List & Monetize Your Skill
Submit your Claude Code skill and start earning
Use Cases▌
Task Automation & Efficiency
Automate repetitive workflows and reduce manual effort
Example
Generate reports, summarize documents, draft communications
Save 3-5 hours per week on routine tasks
Knowledge Enhancement
Learn new skills, understand complex topics, get expert guidance
Example
Explain concepts, provide examples, suggest learning resources
Accelerate learning and skill development by 2x
Quality Improvement
Enhance output quality through reviews, suggestions, and refinements
Example
Review drafts, suggest improvements, catch errors
Improve work quality by 30-40% with less effort
Implementation Guide▌
Prerequisites
- ›Claude Desktop or compatible AI client with skill support
- ›Clear understanding of task or problem to solve
- ›Willingness to iterate and refine outputs
Time Estimate
15-45 minutes depending on use case complexity
Installation Steps
- 1.Install skill using provided installation command
- 2.Test with simple use case relevant to your work
- 3.Evaluate output quality and relevance
- 4.Iterate on prompts to improve results
- 5.Integrate into regular workflow if valuable
Common Pitfalls
- ⚠Expecting perfect results without iteration
- ⚠Not providing enough context in prompts
- ⚠Using skill for tasks outside its intended scope
- ⚠Accepting outputs without review and validation
Best Practices▌
✓ Do
- +Start with clear, specific prompts
- +Provide relevant context and constraints
- +Review and refine all outputs before using
- +Iterate to improve output quality
- +Document successful prompt patterns
✗ Don't
- −Don't use without understanding skill limitations
- −Don't skip validation of outputs
- −Don't share sensitive information in prompts
- −Don't expect skill to replace human judgment
💡 Pro Tips
- ★Be specific about desired format and style
- ★Ask for multiple options to choose from
- ★Request explanations to understand reasoning
- ★Combine AI efficiency with human expertise
When to Use This▌
✓ Use When
Use when skill capabilities match your task, clear ROI on time saved, and you can validate outputs. Best for repetitive tasks, learning, and quality improvement.
✗ Avoid When
Avoid when task requires deep expertise you can't validate, involves sensitive decisions, or when learning process is more valuable than speed of completion.
Learning Path▌
- 1Familiarize yourself with skill capabilities and limitations
- 2Start with low-risk, non-critical tasks
- 3Progress to more complex and valuable use cases
- 4Build expertise through regular use and experimentation
Discussion
Product Hunt–style comments (not star reviews)- No comments yet — start the thread.
Ratings
4.5★★★★★47 reviews- ★★★★★Sakura Reddy· Dec 28, 2024
Keeps context tight: openai-symphony-autonomous-agents is the kind of skill you can hand to a new teammate without a long onboarding doc.

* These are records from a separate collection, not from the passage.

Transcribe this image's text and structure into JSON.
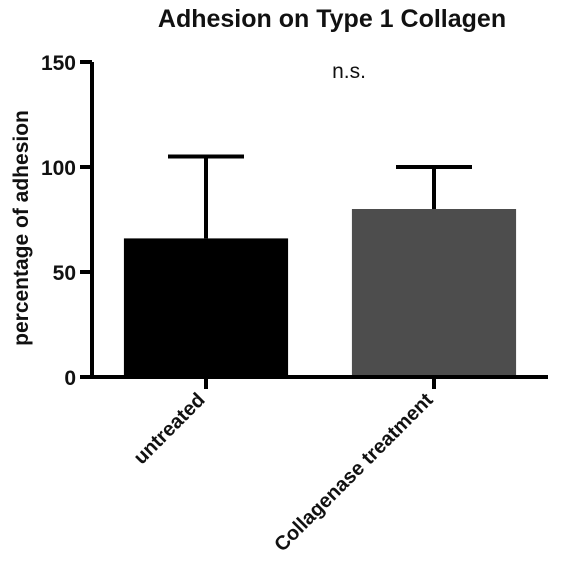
{
  "chart_data": {
    "type": "bar",
    "title": "Adhesion on Type 1 Collagen",
    "xlabel": "",
    "ylabel": "percentage of adhesion",
    "categories": [
      "untreated",
      "Collagenase treatment"
    ],
    "values": [
      66,
      80
    ],
    "error_upper": [
      105,
      100
    ],
    "colors": [
      "#000000",
      "#4d4d4d"
    ],
    "ylim": [
      0,
      150
    ],
    "yticks": [
      0,
      50,
      100,
      150
    ],
    "annotation": "n.s.",
    "grid": false,
    "legend": "none"
  }
}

- ★★★★★Pratham Ware· Dec 20, 2024
openai-symphony-autonomous-agents is among the better-maintained entries we tried; worth keeping pinned for repeat workflows.
- ★★★★★Arjun Verma· Dec 20, 2024
I recommend openai-symphony-autonomous-agents for anyone iterating fast on agent tooling; clear intent and a small, reviewable surface area.
- ★★★★★Anaya Gupta· Dec 4, 2024
Registry listing for openai-symphony-autonomous-agents matched our evaluation — installs cleanly and behaves as described in the markdown.
- ★★★★★William Bansal· Nov 23, 2024
openai-symphony-autonomous-agents fits our agent workflows well — practical, well scoped, and easy to wire into existing repos.
- ★★★★★Sakura Jain· Nov 19, 2024
openai-symphony-autonomous-agents is among the better-maintained entries we tried; worth keeping pinned for repeat workflows.
- ★★★★★Sakshi Patil· Nov 11, 2024
Keeps context tight: openai-symphony-autonomous-agents is the kind of skill you can hand to a new teammate without a long onboarding doc.
- ★★★★★Aarav Smith· Nov 11, 2024
Useful defaults in openai-symphony-autonomous-agents — fewer surprises than typical one-off scripts, and it plays nicely with `npx skills` flows.
- ★★★★★Sophia Abebe· Oct 14, 2024
openai-symphony-autonomous-agents is among the better-maintained entries we tried; worth keeping pinned for repeat workflows.
- ★★★★★Aarav Thomas· Oct 10, 2024
openai-symphony-autonomous-agents fits our agent workflows well — practical, well scoped, and easy to wire into existing repos.